I still often enjoy watching from the sidelines. Things get a bit repetitive as one ages; I personally don’t need another season of Bayesians vs. Frequentists.^[5]They should have ended after Reverend Bayes woke up to realize that he had not in fact mathematically proven the existence of God, but instead been in a coma, during which the love of his life eloped with a Frequentist. But somebody else may still profit. Because whenever I encounter a debate for the first time, I feel like there’s something to learn. Sometimes, it’s something about the relative strengths and pitfalls of various statistical approaches and how things can be botched at various skill levels. Sometimes, it’s something about people’s underlying expectations of how other researchers behave. Sometimes, it’s about underlying values, such as whether or not statisticians ought to be held accountable for misapplications of stats. Sometimes, it’s even about people’s beliefs about the role of science in society.

Sometimes there is educational value, sometimes there is at least entertainment value. But I can’t get very passionate myself.

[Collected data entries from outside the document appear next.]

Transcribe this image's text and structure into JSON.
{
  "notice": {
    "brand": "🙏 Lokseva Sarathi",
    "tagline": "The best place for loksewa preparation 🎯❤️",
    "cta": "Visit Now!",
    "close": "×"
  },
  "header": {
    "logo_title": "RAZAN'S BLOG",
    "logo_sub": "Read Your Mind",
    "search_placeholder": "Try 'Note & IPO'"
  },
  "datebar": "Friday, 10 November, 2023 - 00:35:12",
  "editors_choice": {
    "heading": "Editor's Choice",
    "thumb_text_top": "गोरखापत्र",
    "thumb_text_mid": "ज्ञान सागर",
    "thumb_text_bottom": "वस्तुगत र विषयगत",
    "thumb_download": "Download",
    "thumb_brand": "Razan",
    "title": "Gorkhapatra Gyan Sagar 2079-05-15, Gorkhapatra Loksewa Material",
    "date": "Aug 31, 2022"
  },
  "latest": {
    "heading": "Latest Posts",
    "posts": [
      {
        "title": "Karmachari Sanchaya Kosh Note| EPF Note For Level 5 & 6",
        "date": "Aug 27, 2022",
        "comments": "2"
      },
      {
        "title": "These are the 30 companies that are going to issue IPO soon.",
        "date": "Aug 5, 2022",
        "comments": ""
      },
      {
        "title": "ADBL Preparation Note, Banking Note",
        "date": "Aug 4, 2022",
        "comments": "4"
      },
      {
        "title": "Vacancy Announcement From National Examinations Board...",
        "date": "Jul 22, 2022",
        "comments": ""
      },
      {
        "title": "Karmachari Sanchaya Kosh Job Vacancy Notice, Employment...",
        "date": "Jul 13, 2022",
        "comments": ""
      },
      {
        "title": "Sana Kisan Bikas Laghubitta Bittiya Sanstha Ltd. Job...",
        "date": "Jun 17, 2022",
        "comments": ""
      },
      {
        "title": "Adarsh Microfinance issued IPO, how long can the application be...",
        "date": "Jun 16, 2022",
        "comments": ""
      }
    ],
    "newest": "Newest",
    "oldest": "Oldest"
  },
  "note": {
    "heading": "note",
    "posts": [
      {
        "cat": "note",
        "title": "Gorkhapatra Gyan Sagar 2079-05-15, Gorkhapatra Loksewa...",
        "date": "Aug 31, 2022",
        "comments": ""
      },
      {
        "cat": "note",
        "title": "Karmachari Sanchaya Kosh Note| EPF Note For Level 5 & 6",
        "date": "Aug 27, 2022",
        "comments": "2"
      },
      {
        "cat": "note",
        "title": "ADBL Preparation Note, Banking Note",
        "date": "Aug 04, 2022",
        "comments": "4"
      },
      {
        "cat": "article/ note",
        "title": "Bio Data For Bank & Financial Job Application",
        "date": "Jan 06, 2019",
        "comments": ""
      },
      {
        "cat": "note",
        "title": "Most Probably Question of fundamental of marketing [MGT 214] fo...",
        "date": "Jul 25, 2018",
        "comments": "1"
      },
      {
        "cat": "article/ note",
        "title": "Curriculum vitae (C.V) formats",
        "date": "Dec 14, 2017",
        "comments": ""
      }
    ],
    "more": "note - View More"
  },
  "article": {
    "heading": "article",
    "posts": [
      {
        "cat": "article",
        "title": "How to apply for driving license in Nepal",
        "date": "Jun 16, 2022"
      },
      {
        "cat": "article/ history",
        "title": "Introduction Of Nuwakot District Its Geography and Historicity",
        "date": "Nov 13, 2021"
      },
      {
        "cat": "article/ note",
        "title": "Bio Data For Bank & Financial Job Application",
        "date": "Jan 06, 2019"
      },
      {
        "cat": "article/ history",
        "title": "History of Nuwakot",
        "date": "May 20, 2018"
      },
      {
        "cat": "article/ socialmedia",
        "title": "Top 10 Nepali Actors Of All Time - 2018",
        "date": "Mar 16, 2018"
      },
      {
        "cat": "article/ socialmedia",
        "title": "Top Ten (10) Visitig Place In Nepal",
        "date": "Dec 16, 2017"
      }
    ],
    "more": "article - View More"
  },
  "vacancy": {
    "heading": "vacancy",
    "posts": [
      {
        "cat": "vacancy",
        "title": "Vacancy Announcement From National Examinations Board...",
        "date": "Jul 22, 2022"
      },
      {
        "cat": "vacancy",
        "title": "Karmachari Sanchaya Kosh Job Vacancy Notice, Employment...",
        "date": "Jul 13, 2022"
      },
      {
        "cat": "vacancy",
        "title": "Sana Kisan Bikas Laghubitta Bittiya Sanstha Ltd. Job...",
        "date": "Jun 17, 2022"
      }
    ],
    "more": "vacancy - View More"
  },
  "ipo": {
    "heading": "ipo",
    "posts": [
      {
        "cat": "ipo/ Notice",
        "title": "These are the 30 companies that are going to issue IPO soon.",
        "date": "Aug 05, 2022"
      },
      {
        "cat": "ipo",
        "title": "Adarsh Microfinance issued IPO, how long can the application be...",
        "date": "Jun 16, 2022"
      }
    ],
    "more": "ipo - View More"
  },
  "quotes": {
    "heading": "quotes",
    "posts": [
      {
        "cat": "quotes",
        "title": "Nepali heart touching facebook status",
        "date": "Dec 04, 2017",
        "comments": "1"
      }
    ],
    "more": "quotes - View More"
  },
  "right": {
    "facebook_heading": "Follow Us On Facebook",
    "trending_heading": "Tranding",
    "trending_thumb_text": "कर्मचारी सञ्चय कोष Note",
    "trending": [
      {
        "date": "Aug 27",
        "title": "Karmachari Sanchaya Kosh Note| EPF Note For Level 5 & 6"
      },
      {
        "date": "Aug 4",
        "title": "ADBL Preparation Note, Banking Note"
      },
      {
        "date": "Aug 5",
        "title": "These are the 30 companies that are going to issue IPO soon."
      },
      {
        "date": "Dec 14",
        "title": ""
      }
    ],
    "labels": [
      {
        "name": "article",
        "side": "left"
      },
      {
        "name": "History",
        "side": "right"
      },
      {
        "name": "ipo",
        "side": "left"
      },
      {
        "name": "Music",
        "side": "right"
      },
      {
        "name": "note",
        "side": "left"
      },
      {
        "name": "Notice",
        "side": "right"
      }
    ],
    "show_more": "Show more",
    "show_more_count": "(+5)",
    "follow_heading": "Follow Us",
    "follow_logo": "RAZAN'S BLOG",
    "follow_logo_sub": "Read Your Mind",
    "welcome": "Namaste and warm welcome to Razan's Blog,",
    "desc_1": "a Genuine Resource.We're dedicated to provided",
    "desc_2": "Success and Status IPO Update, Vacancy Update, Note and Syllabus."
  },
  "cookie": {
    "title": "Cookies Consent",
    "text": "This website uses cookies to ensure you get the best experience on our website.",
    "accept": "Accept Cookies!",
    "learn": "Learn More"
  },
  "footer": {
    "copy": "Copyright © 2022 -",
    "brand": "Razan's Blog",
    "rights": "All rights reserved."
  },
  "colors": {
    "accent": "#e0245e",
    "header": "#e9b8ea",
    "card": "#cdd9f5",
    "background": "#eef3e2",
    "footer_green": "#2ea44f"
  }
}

…UNLESS somebody says something against defining estimands and spelling out assumptions. If you want to do that, how about we go outside and settle this like emotionally stunted men.

Footnotes[+]

Footnotes
↑1	Adam Mastroianni writes about weak-link versus strong-link problems: Weak-link problems means that the overall quality depends on the quality of the worst stuff; strong link-problems means that the overall quality depends on the quality of the best stuff. He argues that science is a strong-link problem, which would imply that we should mostly care about what happens at the high-skill level. Simine Vazire points out that even if science is a strong-link problem, we’re in trouble if we can’t tell what’s strong vs. weak science.
↑2	In psychology, I sometimes encounter the misconception that when effects are heterogeneous, the average effect is wrong in some meaningful way. It is true that the average effect may not apply to any single individual; just like no single individual in a sample with an average of M = 100 may actually precisely score 100, even if the distribution is perfectly normal. But the average effect is still the average of the effects; nobody (I hope) says that the mean is wrong just because it does not always reflect anybody’s actual value. Maybe people are confused because in psychology, the implicit assumption is that the coefficient we estimate is indeed the effect for every single person; when they see evidence that this is not the case, their brain short-circuits. Maybe this has to do with statistical training focusing on factorial experiments, in which researchers can control the distribution of the factors. In case of interactions, the average effect of one factor will be a feature of the distribution of the other factor, which is a feature of the design and can be arbitrarily chosen by the experimenter. In the causal inference literature, the default assumption is that effects vary between individuals. From that angle, effects that average over one thing or another are often the best we can get; individual-level effect estimates would require within-subject experimentation with additional assumptions.
↑3	who would never p-hack and who report everything transparently anyway
↑4	“Error-free measurements of all variables contained in the system? At this time of year? At this time of day? In this part of the country, localized entirely within your dataset?”
↑5	They should have ended after Reverend Bayes woke up to realize that he had not in fact mathematically proven the existence of God, but instead been in a coma, during which the love of his life eloped with a Frequentist.